Con una nota, inviata all’Aiart Nazionale, Doris Dus dell’Aiart sandonatese fa il punto sull’attività svolta dall’Aiart nel periodo ottobre 2007/2008, rilevando con soddisfazione che: “ L’ampia e varia attività sandonatese denota convinzione, tenacia nel superamento della fatica del fare, scevra da contrapposizioni interne , da interessi personali. Ne esce un volontariato puro, non scosso da protagonismi, perché si colloca nell’ambito del servizio. La formazione permanente cui il socio è soggetto gli permette un suo proprio divenire. A monte sicuramente c’è un ideale dalle profonde radici: ricerca continua del bello, del buono, del vero. La frammentazione ossessiva dell’ informazione attuale non scalza il profondo del socio che crede nella dignità della persona; da questo ne consegue che il suo procedere è proteso alla tutela dell’altro, specie del minore. Penso, conclude Doris Dus, sia questa l’immagine dell’aiartino sandonatese.”
Quest’anno il Gruppo di monitoraggio, guidato da Maria Bidoggia, ha valutato soprattutto gli spettacoli in prima serata di Rai 1 che trattavano i più svariati argomenti. Il primo programma visionato è stato lo sceneggiato in 4 puntate tratto dal romanzo ‘Guerra e Pace’ di L. Tostoi, che non ci è piaciuto, perché il regista ha trattato la storia in modo piuttosto melenso.
In novembre la miniserie in due puntate ‘La terza verità’, ha messo in evidenza la potenza dei media che nel corso delle accurate indagini arrivano a distruggere non solo la persona accusata, un medico affermato, ma anche tutta la sua famiglia. Il finale è stato sorprendente, con un inaspettato colpo di scena: il medico prima accusato e poi scagionato, è in realtà colpevole di prelevare organi a giovani destinati a morire, per salvare i suoi piccoli malati: ma il fine non giustifica i mezzi.
Sempre in novembre lo spettacolo condotto da Cementano ‘la situazione di mia sorella non è buona’. Molto pubblicizzato dalla Rai, ha profondamente deluso: le continue puntualizzazioni sui problemi del pianeta Terra ci sono parse forzature poco convincenti, capaci solo di annoiare.
‘Caso di coscienza 3’, sei puntate. Il protagonista è un avvocato molto sensibile e corretto, disponibile a difendere soprattutto i più deboli e a far trionfare sempre la giustizia.
L’intrattenimento è stato piacevole e ricco di spunti di riflessione.

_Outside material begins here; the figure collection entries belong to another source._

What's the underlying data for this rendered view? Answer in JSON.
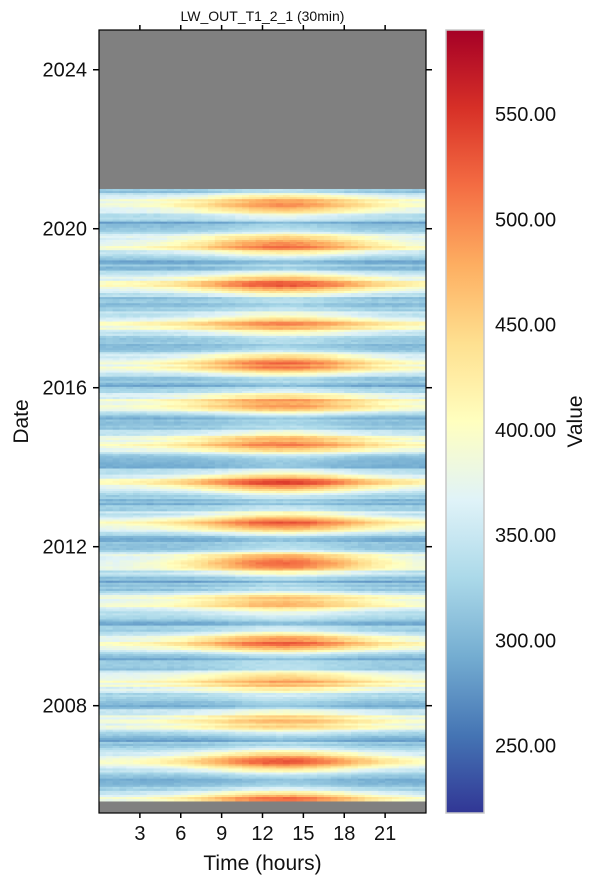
{
  "chart_data": {
    "type": "heatmap",
    "title": "LW_OUT_T1_2_1 (30min)",
    "xlabel": "Time (hours)",
    "ylabel": "Date",
    "colorbar_label": "Value",
    "x_ticks": [
      3,
      6,
      9,
      12,
      15,
      18,
      21
    ],
    "x_tick_labels": [
      "3",
      "6",
      "9",
      "12",
      "15",
      "18",
      "21"
    ],
    "xlim": [
      0,
      24
    ],
    "y_ticks": [
      2008,
      2012,
      2016,
      2020,
      2024
    ],
    "y_tick_labels": [
      "2008",
      "2012",
      "2016",
      "2020",
      "2024"
    ],
    "ylim": [
      2005.3,
      2025.0
    ],
    "data_range_years": [
      2005.6,
      2021.0
    ],
    "missing_color": "#808080",
    "colormap": "RdYlBu_r",
    "colorbar_range": [
      218,
      590
    ],
    "colorbar_ticks": [
      250,
      300,
      350,
      400,
      450,
      500,
      550
    ],
    "colorbar_tick_labels": [
      "250.00",
      "300.00",
      "350.00",
      "400.00",
      "450.00",
      "500.00",
      "550.00"
    ],
    "seasonal_pattern": {
      "winter_night_value": 300,
      "summer_night_value": 385,
      "summer_midday_peak": 525,
      "winter_midday_value": 320,
      "peak_hour": 13.5
    },
    "summer_peaks": [
      {
        "year": 2006.6,
        "peak": 525
      },
      {
        "year": 2007.6,
        "peak": 470
      },
      {
        "year": 2008.6,
        "peak": 475
      },
      {
        "year": 2009.6,
        "peak": 515
      },
      {
        "year": 2010.6,
        "peak": 475
      },
      {
        "year": 2011.6,
        "peak": 535
      },
      {
        "year": 2012.6,
        "peak": 515
      },
      {
        "year": 2013.6,
        "peak": 525
      },
      {
        "year": 2014.6,
        "peak": 495
      },
      {
        "year": 2015.6,
        "peak": 495
      },
      {
        "year": 2016.6,
        "peak": 520
      },
      {
        "year": 2017.6,
        "peak": 485
      },
      {
        "year": 2018.6,
        "peak": 515
      },
      {
        "year": 2019.6,
        "peak": 515
      },
      {
        "year": 2020.6,
        "peak": 500
      }
    ]
  }
}
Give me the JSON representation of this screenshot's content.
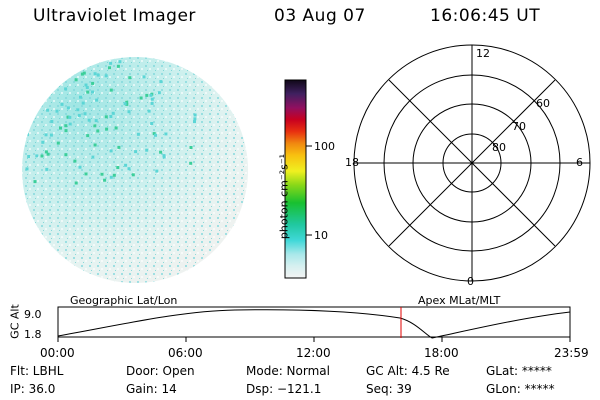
{
  "header": {
    "title": "Ultraviolet Imager",
    "date": "03 Aug 07",
    "time": "16:06:45 UT"
  },
  "colorbar": {
    "label": "photon cm⁻²s⁻¹",
    "ticks": [
      "100",
      "10"
    ]
  },
  "polar_plot": {
    "mlt_labels": [
      "12",
      "18",
      "6",
      "0"
    ],
    "lat_labels": [
      "60",
      "70",
      "80"
    ]
  },
  "timeline": {
    "left_label": "Geographic Lat/Lon",
    "right_label": "Apex MLat/MLT",
    "axis_title": "GC Alt",
    "y_ticks": [
      "9.0",
      "1.8"
    ],
    "x_ticks": [
      "00:00",
      "06:00",
      "12:00",
      "18:00",
      "23:59"
    ],
    "marker_color": "#e00000"
  },
  "status": {
    "filter": "Flt: LBHL",
    "ip": "IP: 36.0",
    "door": "Door: Open",
    "gain": "Gain: 14",
    "mode": "Mode: Normal",
    "dsp": "Dsp: −121.1",
    "gc_alt": "GC Alt: 4.5 Re",
    "seq": "Seq: 39",
    "glat": "GLat: *****",
    "glon": "GLon: *****"
  }
}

‘Caravaggio’, miniserie in due puntate sulla vita dell’artista. Programma positivo, capace di stimolare ed approfondire la conoscenza del pittore e della sua produzione artistica. Eccellente la fotografia di Storaro.
‘Rocca e l’amico d’infanzia’, 2 puntate. Come nelle precedenti serie anche questa volta il Maresciallo Rocca si presenta come un personaggio molto positivo, umano e comprensivo e nel contempo, fedele ai principi della divisa che indossa nelle indagini accurate e minuziose.
‘La vita rubata’ è ispirata ad un fatto realmente accaduto nel 1985 in Sicilia: una diciassettenne viene eliminata perché venuta a conoscenza di un fatto che non doveva sapere. Il fratello carabiniere, interpretato da Giuseppe Fiorello, indaga con tenacia fino a che non riesce a scoprire la verità.
La trasmissione molto valida e coinvolgente, è un omaggio a quei siciliani che non vogliono essere etichettati con il titolo di ‘mafioso’.
‘Rebecca la prima moglie’, tratto dall’omonimo romanzo. La miniserie è risultata nell’insieme piacevole, pur essendo la trama un po’ superata per i nostri tempi. Mariangela Melato, nel ruolo della terribile governante, è stata strepitosa.
‘Per una notte d’amore’. Altra miniserie che ci ha gradevolmente intrattenuto mettendo in risalto molti valori positivi. La giovane protagonista, rimasta incinta dopo un’unica notte d’amore, non vuole abortire e lotta con tutte le sue forze per tutelare il futuro del bambino che attende. Buona l’interpretazione di tutti gli attori nei ruoli primari e non.